Реализация мероприятий Программы в 2002-2010 годах позволит создать 600 тыс. новых рабочих мест и сохранить занятость примерно 200 тыс. человек (табл. 6.7).

Таблица 6.7 Социальная эффективность Программы *

Социальная эффективность Программы

* Согласно программе «Экономическое и социальное развитие Дальнего Востока и Забайкалья на 1996 - 2005 и до 2010 года»

Результатом реализации Программы должны стать экономическая стабилизация и увеличение объема валового регионального продукта в 2010 году в два раза по отношению к уровню 2001 года.

Однако обеспечение устойчивого экономического развития региона в интересах экономической безопасности Российской Федерации на Дальнем Востоке невозможно без соответствующего уровня развития трудовых ресурсов региона.

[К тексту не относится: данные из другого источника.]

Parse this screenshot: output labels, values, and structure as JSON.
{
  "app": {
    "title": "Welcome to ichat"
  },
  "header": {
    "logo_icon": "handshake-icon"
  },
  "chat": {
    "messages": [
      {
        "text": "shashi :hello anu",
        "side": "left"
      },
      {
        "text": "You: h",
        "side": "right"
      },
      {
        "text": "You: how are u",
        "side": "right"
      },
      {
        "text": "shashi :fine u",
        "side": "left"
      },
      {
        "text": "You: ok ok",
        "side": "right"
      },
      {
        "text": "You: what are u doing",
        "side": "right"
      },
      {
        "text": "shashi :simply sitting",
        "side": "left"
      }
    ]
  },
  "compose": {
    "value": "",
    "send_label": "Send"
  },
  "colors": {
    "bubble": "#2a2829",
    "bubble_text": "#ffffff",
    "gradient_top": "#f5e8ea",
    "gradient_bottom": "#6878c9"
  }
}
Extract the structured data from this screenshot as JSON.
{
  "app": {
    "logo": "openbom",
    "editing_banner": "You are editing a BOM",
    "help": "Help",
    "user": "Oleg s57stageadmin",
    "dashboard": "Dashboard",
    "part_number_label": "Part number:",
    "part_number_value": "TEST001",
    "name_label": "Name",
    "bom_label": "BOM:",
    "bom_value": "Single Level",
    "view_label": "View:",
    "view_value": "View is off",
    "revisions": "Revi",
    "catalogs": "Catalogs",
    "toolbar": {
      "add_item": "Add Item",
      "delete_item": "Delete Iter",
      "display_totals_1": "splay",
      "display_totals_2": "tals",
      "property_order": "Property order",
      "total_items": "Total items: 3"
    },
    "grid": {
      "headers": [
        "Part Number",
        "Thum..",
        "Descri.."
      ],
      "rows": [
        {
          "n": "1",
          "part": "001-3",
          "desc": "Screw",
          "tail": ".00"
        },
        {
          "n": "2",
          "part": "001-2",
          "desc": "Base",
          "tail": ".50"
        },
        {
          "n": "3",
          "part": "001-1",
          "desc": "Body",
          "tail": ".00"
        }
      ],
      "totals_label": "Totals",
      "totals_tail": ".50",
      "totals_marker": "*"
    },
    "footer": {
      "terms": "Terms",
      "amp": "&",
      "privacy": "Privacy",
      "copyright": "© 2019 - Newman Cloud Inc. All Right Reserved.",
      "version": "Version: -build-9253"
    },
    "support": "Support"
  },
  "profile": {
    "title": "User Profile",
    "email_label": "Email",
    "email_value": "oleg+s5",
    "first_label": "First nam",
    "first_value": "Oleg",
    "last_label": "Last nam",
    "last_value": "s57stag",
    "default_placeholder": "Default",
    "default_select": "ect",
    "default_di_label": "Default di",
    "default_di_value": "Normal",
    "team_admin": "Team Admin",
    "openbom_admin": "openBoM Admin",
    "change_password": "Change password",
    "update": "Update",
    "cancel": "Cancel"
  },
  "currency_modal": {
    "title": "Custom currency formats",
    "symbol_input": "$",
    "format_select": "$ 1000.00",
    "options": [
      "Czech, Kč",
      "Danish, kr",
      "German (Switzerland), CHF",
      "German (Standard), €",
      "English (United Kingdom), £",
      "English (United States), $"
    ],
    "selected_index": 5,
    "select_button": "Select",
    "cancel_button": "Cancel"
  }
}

Спад производства, его структурная перестройка и техническое перевооружение, финансовые затруднения, не всегда продуманные приватизация и акционирование предприятий привели к сокращению объемов промышленной продукции, а, следовательно, и к сокращению численности занятых в экономике. В период 1992–2002 гг. численность экономически активного населения, занятого в экономике Дальнего Востока, уменьшилась более чем на 18 % (в целом по России - на 10 %). В наибольшей степени сокращение числа занятых затронуло предприятия промышленности (на 40,5%), сельского хозяйства (34,6%), строительства (63,3%), транспорта (34,4%).

С 1999 года некоторый подъем экономики региона вызвал увеличение потребности в рабочей силе и, как следствие, – рост числа вакансий, заявленных в органы службы занятости ДВФО.

Однако, в Дальневосточном федеральном округе все еще остро стоит проблема общей безработицы, которая составляет 10,5 % и превышает среднероссийский показатель (9%) (рис. 6.2.).

Динамика уровня безработицы (в % от экономически активного населения)

Рис. 6.2. Динамика уровня безработицы (в % от экономически активного населения)

Наиболее высокий уровень безработицы среди субъектов федерации ДВФО зарегистрирован в Камчатской области, наиболее низкий – в Республике Саха (Якутия).

Исходя из того, что по оценкам МОТ критический уровень безработицы составляет 5 %, Дальний Восток находится в ситуации, когда негативные последствия могут проявиться в социальных и прочих проблемах, несущих угрозу национальной безопасности региона.

Характерной чертой безработицы в Дальневосточном округе остается сельская безработица. Точечное расселение жителей региона, огромная территория с низкой плотностью населения, слабо развитая транспортная схема не позволяет заполнить вакантные места в городах и поселках городского типа за счет маятниковой миграции из близлежащих сел и деревень. Не менее характерной чертой является скрытая безработица в виде неполной занятости, вынужденных неоплачиваемых отпусков.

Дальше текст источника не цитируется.